In the ’90s, magazines were the most powerful media. Then came websites. I did a blog called The Unknown Hipster, an illustrated social diary satirizing the art and fashion scenes,. When the blog form was washed away by social media, I started using Instagram. Nonetheless, I’ve always felt some kind of alienation from the media of the time—somehow, you need to fight back against the dominance of a platform by asserting your own perspective.
As an artist you create in a vacuum, but on a social media platform you’re courting people’s reactions. How do you address this fundamental difference?
I started drawing imaginary posts by Picasso and others to rebel against Instagram with humor. I think social media is alienating to artists because it’s a space for promotion—even this word, “promotion,” is stupid for an artist. You’re submitting your work for random people’s approval, and that’s the worst thing for an artist! You should make work for yourself, not for the public’s evaluation. If you get addicted to that, you become a brand, and satisfying your customers is all that matters.
All these nineteenth-century artists, the original ones anyway, suffered because they submitted their work to the Salons. The judges would refuse work that was ahead of its time. Most artists need to work in isolation. I know there are some who work with two hundred assistants, but most of the time you need to be alone and concentrate. Instagram challenges this. You can be tempted to get a reaction, and change your work based on the response from your followers. Social media has the effect of flattening everything. It’s exciting at first, but you have to be careful not to let it dilute your work.
But even before social media, people postured within the art world. We blame something like Instagram—credibly—but the art milieu is often about getting reactions by any means.
I agree. When you read books on art history, even in the nineteenth century, people were no less eager to be known and famous than today—it’s just much more efficient with Instagram. There is a painting by Frédéric Bazille called L’Atelier de Bazille . You see him in his studio with different artists: Manet, Renoir. These were his “followers.” You’d have ten followers instead of thirty thousand, but they’d come and look at the work.
Except you had to make that effort to be seen.
Yeah. It’s more interesting to have people coming to your place, or meeting at the café to talk about art. Having a community is richer than sending out pictures and getting likes from people you don’t know.
Since you do a weekly post, do you plan out in advance which works to tackle?
No, no, no—I don’t plan ahead of time. At the beginning of this collaboration, I took walks in the museum with Sylvie Patry, the museum’s head of collections and conservation. It was wonderful. I started looking at the paintings in a much more intimate way. Obviously I can’t go back there for a while, but I have my own memories and I’m reading biographies of artists, trying to deepen my knowledge of nineteenth–century art history. I’m reading Michael Fried on Manet. Thinking of the current lockdown situation, one of the posts I did was on Henri Fantin-Latour’s La Liseuse [The Reader, 1861]—and of course it speaks to us today: we’re in our rooms, we can’t go out.

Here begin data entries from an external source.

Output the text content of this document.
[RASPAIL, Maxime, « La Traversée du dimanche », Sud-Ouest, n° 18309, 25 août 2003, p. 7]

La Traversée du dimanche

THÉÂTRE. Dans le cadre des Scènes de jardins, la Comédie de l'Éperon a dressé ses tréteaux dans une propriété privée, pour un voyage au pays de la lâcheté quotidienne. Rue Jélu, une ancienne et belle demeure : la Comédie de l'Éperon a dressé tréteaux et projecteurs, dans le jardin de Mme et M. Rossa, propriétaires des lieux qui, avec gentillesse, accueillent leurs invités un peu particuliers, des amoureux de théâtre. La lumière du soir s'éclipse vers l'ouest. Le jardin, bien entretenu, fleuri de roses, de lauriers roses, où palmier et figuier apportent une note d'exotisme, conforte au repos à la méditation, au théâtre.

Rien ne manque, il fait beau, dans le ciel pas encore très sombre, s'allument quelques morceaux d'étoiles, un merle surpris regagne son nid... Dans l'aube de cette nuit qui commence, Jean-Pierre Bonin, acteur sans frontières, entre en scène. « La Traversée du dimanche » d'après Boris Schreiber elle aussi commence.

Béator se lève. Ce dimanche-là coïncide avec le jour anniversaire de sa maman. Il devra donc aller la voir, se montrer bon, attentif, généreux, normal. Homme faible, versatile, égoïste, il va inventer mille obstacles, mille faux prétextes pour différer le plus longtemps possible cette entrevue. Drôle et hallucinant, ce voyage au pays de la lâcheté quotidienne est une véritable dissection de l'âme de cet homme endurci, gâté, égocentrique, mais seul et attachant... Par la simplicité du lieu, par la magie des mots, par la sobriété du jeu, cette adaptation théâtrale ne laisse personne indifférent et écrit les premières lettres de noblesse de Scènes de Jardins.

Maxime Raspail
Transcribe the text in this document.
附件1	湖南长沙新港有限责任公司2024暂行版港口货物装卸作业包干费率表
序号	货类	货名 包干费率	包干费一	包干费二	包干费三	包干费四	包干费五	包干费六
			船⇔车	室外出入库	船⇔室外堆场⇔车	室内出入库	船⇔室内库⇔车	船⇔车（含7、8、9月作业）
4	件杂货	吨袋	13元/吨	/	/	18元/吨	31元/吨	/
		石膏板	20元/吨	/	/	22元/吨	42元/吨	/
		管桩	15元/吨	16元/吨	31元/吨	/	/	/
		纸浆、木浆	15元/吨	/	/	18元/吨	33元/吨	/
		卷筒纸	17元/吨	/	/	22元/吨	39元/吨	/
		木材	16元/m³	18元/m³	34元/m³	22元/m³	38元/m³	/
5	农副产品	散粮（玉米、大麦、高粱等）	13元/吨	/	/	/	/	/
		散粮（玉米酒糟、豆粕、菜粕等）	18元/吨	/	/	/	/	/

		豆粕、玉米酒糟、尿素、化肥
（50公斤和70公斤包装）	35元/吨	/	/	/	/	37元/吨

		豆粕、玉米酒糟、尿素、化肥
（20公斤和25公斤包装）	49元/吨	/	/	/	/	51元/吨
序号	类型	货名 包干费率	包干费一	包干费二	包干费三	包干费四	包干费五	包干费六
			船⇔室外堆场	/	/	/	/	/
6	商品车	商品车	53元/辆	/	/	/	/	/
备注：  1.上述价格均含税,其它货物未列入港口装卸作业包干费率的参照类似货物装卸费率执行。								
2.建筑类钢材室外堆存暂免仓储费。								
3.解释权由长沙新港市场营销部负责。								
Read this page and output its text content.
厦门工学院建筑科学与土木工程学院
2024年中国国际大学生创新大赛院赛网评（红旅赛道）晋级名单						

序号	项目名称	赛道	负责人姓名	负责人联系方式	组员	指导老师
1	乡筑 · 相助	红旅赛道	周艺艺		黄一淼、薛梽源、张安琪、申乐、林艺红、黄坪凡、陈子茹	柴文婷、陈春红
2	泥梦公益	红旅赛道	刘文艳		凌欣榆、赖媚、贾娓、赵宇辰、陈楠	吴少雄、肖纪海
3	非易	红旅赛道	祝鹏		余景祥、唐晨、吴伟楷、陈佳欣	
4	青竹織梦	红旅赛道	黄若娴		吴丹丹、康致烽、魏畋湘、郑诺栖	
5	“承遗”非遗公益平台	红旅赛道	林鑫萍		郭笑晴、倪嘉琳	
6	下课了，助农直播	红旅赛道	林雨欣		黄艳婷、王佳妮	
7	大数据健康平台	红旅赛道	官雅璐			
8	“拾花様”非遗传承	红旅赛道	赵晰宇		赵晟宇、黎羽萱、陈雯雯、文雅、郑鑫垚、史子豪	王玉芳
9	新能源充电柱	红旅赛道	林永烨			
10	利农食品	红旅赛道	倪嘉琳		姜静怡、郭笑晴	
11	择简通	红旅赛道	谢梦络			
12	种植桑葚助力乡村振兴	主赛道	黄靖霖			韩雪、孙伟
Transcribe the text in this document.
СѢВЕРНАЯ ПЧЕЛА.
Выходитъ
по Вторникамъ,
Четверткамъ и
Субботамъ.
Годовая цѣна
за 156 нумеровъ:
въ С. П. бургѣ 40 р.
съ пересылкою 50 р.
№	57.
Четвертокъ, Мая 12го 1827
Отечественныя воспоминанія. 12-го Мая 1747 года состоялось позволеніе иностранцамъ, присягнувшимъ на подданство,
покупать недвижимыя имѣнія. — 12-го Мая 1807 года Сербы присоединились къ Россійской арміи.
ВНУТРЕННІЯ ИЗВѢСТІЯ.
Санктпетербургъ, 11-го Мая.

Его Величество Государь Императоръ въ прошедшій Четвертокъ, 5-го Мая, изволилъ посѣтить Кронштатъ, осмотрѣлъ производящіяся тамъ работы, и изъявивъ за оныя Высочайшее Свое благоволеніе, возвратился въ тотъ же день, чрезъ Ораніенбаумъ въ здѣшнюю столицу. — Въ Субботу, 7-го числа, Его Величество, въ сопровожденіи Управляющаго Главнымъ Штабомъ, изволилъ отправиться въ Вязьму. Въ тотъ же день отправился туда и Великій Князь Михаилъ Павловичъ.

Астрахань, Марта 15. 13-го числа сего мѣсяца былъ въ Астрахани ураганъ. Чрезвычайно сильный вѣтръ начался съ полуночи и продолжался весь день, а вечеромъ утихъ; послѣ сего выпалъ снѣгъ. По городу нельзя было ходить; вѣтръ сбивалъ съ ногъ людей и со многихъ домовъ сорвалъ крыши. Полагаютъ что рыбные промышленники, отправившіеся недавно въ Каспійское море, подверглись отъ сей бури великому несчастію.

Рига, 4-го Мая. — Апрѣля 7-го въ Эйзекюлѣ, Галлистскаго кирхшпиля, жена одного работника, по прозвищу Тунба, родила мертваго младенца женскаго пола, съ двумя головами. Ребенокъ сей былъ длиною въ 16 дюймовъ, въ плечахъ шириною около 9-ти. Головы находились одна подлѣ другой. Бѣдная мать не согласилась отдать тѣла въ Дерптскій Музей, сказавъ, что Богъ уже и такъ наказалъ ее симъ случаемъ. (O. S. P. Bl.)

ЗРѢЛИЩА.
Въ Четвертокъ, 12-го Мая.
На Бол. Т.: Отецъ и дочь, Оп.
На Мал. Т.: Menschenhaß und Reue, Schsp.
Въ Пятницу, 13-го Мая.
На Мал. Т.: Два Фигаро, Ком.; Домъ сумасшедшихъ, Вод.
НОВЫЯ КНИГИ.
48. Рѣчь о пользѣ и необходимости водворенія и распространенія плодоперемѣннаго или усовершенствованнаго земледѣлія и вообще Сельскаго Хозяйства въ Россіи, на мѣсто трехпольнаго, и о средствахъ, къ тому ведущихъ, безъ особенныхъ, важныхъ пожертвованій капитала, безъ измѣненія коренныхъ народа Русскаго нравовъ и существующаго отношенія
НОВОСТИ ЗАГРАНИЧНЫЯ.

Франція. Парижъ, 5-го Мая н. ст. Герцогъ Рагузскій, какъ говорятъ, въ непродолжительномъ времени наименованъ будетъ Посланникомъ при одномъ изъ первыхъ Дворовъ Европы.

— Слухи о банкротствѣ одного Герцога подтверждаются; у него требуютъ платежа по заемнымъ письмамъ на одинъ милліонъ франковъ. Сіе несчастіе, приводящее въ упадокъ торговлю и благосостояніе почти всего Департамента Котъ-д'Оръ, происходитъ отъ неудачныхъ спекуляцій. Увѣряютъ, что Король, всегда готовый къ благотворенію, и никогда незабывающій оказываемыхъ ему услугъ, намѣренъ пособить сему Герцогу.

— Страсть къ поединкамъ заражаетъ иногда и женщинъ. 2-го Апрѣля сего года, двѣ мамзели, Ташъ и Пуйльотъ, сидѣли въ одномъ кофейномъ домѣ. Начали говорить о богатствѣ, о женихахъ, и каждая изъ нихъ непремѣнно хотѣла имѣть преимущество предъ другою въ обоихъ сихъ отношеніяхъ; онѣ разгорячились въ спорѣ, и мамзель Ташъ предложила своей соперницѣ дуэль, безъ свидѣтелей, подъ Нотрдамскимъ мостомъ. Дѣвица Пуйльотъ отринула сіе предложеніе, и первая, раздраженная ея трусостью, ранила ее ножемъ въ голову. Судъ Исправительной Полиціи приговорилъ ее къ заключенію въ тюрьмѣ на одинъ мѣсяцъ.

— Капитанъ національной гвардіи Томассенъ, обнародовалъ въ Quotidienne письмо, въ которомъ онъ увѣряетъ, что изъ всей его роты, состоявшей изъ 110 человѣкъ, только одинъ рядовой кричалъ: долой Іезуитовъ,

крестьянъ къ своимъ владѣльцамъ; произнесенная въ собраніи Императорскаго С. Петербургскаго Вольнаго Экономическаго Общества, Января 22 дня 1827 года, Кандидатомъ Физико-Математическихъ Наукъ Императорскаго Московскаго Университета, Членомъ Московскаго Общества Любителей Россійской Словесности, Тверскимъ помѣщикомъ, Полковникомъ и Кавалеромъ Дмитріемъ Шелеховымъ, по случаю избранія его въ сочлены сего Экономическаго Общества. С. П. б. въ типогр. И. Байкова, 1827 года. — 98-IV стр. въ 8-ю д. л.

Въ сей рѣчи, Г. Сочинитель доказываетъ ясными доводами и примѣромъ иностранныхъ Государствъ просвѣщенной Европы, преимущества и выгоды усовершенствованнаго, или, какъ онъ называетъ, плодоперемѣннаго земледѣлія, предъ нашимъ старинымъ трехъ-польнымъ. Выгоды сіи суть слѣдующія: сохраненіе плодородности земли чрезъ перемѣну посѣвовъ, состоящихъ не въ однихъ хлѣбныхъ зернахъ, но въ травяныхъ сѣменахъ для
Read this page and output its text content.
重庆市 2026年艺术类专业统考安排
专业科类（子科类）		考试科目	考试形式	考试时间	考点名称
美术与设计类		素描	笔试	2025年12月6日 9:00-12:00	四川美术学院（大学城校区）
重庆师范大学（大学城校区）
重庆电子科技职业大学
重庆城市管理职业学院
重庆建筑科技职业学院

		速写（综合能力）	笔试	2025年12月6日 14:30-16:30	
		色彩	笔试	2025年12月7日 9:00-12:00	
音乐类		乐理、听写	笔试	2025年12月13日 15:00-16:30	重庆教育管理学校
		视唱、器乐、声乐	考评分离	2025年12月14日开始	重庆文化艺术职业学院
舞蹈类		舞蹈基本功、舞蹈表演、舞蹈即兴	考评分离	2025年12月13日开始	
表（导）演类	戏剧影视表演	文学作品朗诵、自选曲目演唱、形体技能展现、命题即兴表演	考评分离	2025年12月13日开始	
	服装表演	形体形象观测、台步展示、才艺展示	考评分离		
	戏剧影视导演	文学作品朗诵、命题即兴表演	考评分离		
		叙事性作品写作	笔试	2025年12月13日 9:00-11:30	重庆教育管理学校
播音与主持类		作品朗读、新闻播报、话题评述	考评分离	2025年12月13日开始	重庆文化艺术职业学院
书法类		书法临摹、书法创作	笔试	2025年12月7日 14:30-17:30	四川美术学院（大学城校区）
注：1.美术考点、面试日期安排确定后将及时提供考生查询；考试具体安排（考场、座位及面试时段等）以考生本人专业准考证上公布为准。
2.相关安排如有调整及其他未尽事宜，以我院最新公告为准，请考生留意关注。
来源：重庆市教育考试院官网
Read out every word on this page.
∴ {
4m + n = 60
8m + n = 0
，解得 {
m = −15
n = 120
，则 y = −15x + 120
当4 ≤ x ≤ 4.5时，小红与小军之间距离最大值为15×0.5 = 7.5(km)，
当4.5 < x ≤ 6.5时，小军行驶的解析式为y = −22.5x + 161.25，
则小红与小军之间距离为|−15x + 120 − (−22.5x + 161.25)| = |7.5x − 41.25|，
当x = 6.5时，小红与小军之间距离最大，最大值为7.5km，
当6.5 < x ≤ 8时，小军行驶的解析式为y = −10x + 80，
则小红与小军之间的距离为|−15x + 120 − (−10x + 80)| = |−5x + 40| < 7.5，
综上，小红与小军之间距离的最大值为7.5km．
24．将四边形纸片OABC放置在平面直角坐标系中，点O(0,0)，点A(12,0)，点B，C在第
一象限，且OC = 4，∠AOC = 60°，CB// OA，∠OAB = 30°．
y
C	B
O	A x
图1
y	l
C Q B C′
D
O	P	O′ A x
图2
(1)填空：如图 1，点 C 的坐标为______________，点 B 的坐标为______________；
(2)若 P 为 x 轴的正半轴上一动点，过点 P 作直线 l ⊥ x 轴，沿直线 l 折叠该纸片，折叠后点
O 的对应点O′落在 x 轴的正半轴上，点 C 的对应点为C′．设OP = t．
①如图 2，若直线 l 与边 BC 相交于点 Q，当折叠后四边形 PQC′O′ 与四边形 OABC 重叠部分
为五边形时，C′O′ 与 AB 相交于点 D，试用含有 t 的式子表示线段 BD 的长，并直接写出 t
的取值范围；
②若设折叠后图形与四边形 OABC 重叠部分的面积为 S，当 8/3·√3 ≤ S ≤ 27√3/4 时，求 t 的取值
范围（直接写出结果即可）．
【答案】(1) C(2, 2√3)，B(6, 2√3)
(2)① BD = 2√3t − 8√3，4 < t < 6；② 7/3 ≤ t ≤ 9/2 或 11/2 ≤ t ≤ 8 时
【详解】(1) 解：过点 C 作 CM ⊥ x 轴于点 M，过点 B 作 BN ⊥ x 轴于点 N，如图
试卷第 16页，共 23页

It’s a challenge to be absorbed by at-home activities.
What’s your approach to sharing your own work on social media?
I started using Instagram to pass time by making jokes, like when you’re bored at school and doodling or passing notes. But people don’t really get jokes on Instagram. It’s used for promotion, so adding humor destabilizes people. These days I use Instagram mostly to show my paintings. Several years ago, I started painting very silent-seeming urban landscapes. I wasn’t trying to be clever or match the “mood” of contemporary art. I was just looking at the light, and the texture of the paint. They’re about observation without any narrative or social commentary. It’s a coincidence that they have an eerie resonance with the circumstances today.